Saya, agak sedih namun bahagia juga. Ramadhan akan segera
berakhir, tapi Idul fitri juga merupakan hari yang paling menyenangkan.
Idul
Fitri itu, selalu bikin saya ingin
kembali pulang padahal memang saya
sedang di rumah.
Idul Fitri itu, bikin saya “rindu” walaupun nggak tau
sama siapa.
Idul Fitri itu amazing, segalanya.
Tapi hari ini,
ramadhan yang mendekati idul fitri ini, rasanya ada yang mengganjal hati.
the most worst thing now is that,
I had a bunch worries of proposal skripsi dan skripsi
yang nggak ada matinya. dan ini menguras semuanya.

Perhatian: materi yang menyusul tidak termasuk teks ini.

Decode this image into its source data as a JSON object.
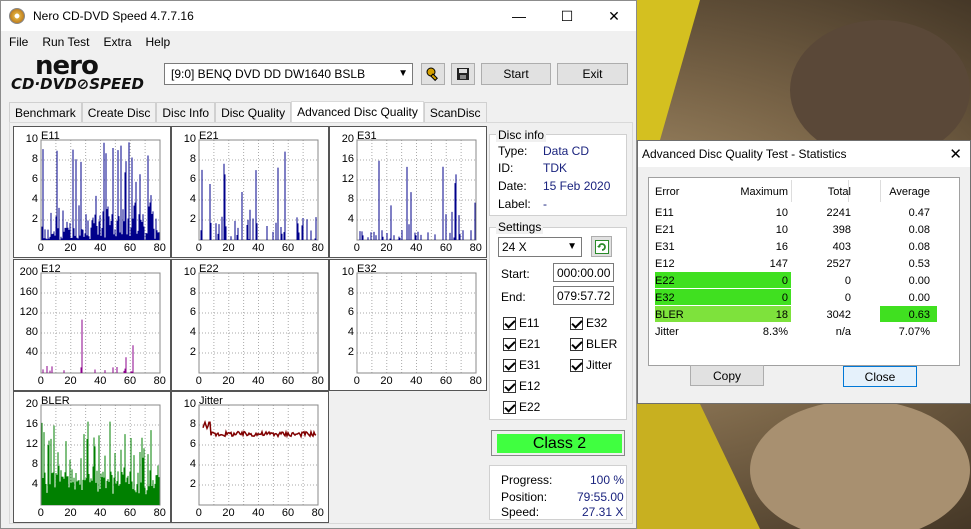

And I don’t know why I’m crying. listening to murrotal of
Qur’an, missing the “takbir Eid” moment so bad, even it’s only a week to go. A
week to go. and I haven’t found any Eid feeling.
Tapi ini gak akan merusak
kebahagiaan saya menyambut Idul Fitri nanti, juga gak akan membuat saya
menyia-nyiakan kesempatan ibadah di bulan baik ini.
Dear My Rabb, please always tell me, “it’s never too late to
have the 'Ramadhan and Eid's spirit in your heart.”